I had a weird poop experience a few years ago, and always wondered if it was "normal". My room mate and I had some people over, including this guy that was interested in me..and I wasn't sure if I was him. We were all drinking, and I got bored and went to bed....by myself. I woke up to this guy that was interested in me...he was naked! I'm thinking..."um, what happened?". I looked down, and yep I was wearing my clothes. Okaaaaaay. My roommate greated me when I came downstairs. I asked her if she knew why the guy was naked in my bed. She said "I think he shit himself last night, sometimes when he gets really drunk he shits himself." Whaaaaaaaat? This happens? So, I continued my investigation....yep his clothes were in my washer and there was poo in my tub, and all over the toliet. I woke him up and told him that he had to leave. Later that night, why pondering the entire thing...I figured this is what happened.... He got drunk, sharted, went to the bathroom to finish...got it all over the toliet seat because it was all over his arse, then realized what happened (finally), then took all his clothes off and put them in the wash, washed himself off in my tub, then got into bed naked with me....the person he had met twice..and was trying to date.
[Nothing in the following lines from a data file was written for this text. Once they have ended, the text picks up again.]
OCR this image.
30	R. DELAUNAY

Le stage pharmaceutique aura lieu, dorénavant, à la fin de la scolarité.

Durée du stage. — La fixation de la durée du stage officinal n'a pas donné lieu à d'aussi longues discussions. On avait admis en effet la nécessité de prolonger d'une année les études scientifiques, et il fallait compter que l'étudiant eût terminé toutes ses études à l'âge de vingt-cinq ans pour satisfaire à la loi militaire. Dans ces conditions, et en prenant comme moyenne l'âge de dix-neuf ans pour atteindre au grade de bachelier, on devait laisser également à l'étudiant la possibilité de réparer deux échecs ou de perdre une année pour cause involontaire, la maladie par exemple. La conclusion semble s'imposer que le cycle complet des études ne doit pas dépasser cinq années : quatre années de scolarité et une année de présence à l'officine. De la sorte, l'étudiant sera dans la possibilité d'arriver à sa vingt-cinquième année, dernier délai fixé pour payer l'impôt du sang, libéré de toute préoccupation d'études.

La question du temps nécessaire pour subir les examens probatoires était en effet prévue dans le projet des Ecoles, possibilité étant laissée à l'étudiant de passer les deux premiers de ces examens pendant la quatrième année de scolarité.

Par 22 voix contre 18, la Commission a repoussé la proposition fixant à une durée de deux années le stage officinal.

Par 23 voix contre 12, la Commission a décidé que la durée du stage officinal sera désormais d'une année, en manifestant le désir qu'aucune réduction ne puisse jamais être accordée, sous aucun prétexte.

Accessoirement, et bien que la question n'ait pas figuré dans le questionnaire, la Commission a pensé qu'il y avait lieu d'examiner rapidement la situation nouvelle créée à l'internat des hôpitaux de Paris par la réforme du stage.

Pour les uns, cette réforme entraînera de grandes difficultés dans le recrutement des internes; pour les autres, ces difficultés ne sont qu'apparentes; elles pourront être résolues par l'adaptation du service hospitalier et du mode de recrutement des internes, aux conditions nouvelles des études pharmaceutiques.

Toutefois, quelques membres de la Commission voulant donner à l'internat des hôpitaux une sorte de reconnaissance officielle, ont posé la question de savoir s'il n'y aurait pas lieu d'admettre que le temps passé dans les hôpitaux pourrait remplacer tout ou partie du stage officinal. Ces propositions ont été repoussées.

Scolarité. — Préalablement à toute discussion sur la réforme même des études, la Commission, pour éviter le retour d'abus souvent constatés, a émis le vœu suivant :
Now, I always felt bad for him, but never really understood it. Drinking is bad mkay!

CornMaster (not verified) -- 03.25.2005

Just a thought, but ever consider eating 3# of cheese in pizza and cheesesteaks might also aid in plugging up that rumbling chasm known to you at the ole brown eye? You can stuff it in the other side and get the same effect. Cheese=ButPlug

Bob (not verified) -- 04.01.2005

Ever hear about the constipated mathematician? He worked it out with a pencil.

Anonymous Coward (not verified) -- 03.11.2006

hey!!... i came across this and thought it was the funniest stuff i have ever heard!!>... i can relate lmao... well i hope ur ass hole feels better ... CHEERS!! ;)

Anonymous Coward (not verified) -- 09.03.2007

I got the shits all the time. Do about ten beers a day, up to 15-30 on occasion. FORTY ONE beers one night and morning caused my uvula to swell to the size of my THUMB. Couldn't swallow right for about a day.

Miss Simone Scat (570) -- 09.20.2007

I only drink a fews beers at a time so never really experienced this.
Producing waste since 1967

The Thunderous ... (741) -- 09.20.2007

Damnnnn are you sure you didnt down about two dozen or so mozzarella sticks with that. A cheesesteak could have the same effect too. Hmmmmm and you had chiles and hot sauce too? My God that is like plutonium to me! Fecal runoff and THEN SOME....
_______
The Thunderous Crapper 63 Enjoying home toilet advantage since 2004!

Peatmont (not verified) -- 12.30.2007

I think that the "bowling balls" were inside you and the black label helped them out. There is no way the beer made that volume of shit. It must be miracle colon cleanse and released the shit balls.

Anonymous Coward (not verified) -- 09.07.2008

Does anyone know what it means when you take a poop and it's black?

Aditya Mehta (not verified) -- 04.05.2009

Came across this web-shite and loved it...am returning to post a truly shitty experience I had. Cheers and beers to you all!!